Я все равноничего не вижу.
– В чем дело, Джабар? Что там?
– Кох пешак, – шипит он.
– Что горное? Что там на горе?
– Э-э, как это сказать… снежная кошка.
– Снежная? Что? Ты хочешь сказать, что там долбаный снежный леопард? Они здесь живут?
– Мы думали, что их уже не осталось.
– Вымерли.
– Похоже, что это не так.
Сделав усилие, я фокусирую глаза на скалах над нами и наконец мне удается засечь, как дергается кончик хвоста замаскированного хищника. За мной следит пара немигающих серебряных глаз. Леопард понимает, что мы его заметили, и бросается к нам; его мышцы дрожат при каждом прыжке. К нам приближается тихая, решительная смерть.
Я хватаю винтовку.
Джабар разворачивается и съезжает вниз на заднице, завывая от ужаса. Но он опоздал – в нескольких футах от него леопард приземляется на передние лапы, работая пушистым хвостом как противовесом. Зверь оскаливается, сверкая белыми резцами, и, вцепившись в спину Джабару, тянет его назад.
Я наконец вскидываю винтовку и стреляю – целясь высоко, чтобы не задеть Джабара, которого огромная кошка трясет, рыча, словно дизельный двигатель. Пуля попадает зверю в бок; взвизгнув, леопард отпускает Джабара и отскакивает. Зверь рычит и воет, пытаясь понять, что именно причинило ему такую боль.
Тело Джабара безвольно падает на камни.
Леопард божественно красив и ужасен одновременно. Да, он у себя дома, но сейчас решается вопрос жизни и смерти. У меня сердце щемит, когда я всаживаю в прекрасного зверя всю обойму. По пятнистой шкуре расползаются красные пятна. Большая кошка падает, размахивая хвостом. Ее глаза закрываются, а морда так и остается навеки оскаленной.

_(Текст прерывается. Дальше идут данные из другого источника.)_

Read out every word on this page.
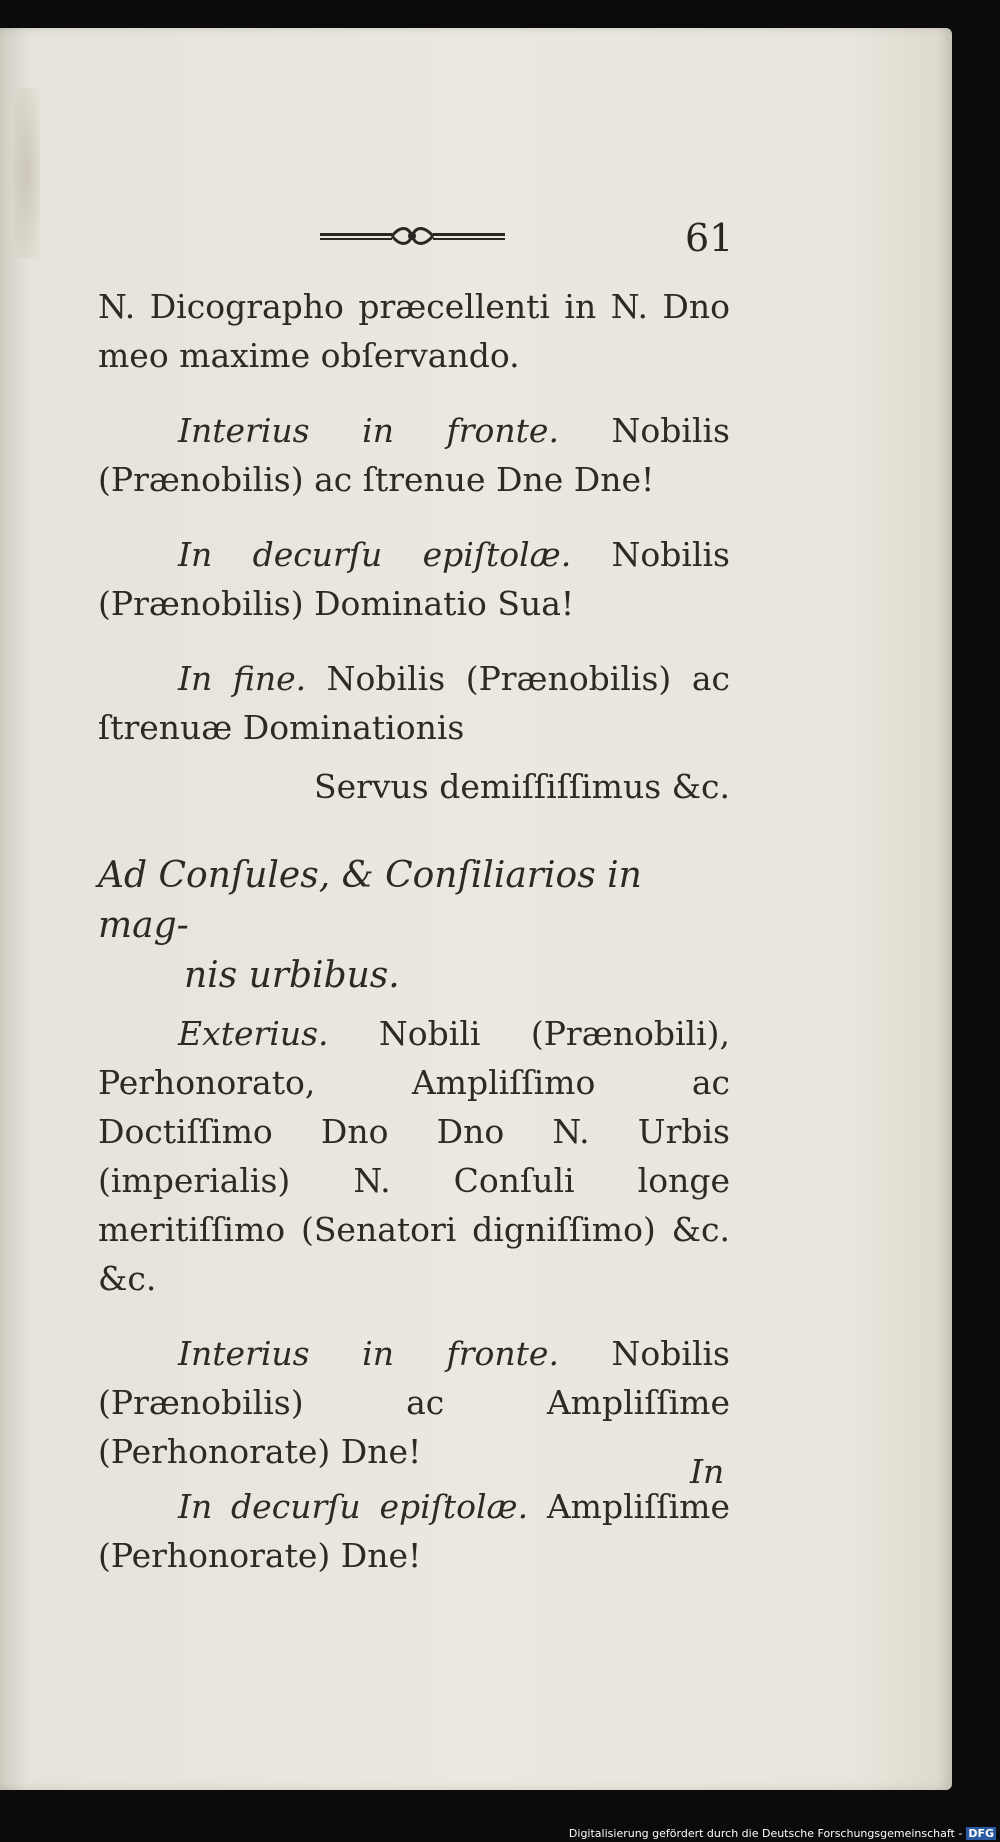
61

N. Dicographo præcellenti in N. Dno meo maxime obſervando.

Interius in fronte. Nobilis (Prænobilis) ac ſtrenue Dne Dne!

In decurſu epiſtolæ. Nobilis (Prænobilis) Dominatio Sua!

In fine. Nobilis (Prænobilis) ac ſtrenuæ Dominationis

Servus demiſſiſſimus &c.

Ad Conſules, & Conſiliarios in mag-
nis urbibus.

Exterius. Nobili (Prænobili), Perhonorato, Ampliſſimo ac Doctiſſimo Dno Dno N. Urbis (imperialis) N. Conſuli longe meritiſſimo (Senatori digniſſimo) &c. &c.

Interius in fronte. Nobilis (Prænobilis) ac Ampliſſime (Perhonorate) Dne!

In decurſu epiſtolæ. Ampliſſime (Perhonorate) Dne!

In
Digitalisierung gefördert durch die Deutsche Forschungsgemeinschaft - DFG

Эхо выстрелов летит по горам, а я стою, словно онемев. Затем Джабар со стоном снимает с себя рюкзак и, уцепившись за мою ногу, садится. Я оттягиваю ворот его халата и вижу две длинные кровавые полосы. Со спины и плеча содрана кожа, но, в общем, мой друг не пострадал.
– Повезло тебе, он сожрал только рюкзак, – говорю я.
Джабар не знает, смеяться ему или плакать – и я тоже.
Хорошо, что парень не погиб – если бы я, как последний дурак, вернулся без Джабара, его сородичи убили бы меня на месте. Кроме того, у него отлично получается обнаруживать снежных леопардов до того, как они собираются напасть. Когда-нибудь это может пригодиться.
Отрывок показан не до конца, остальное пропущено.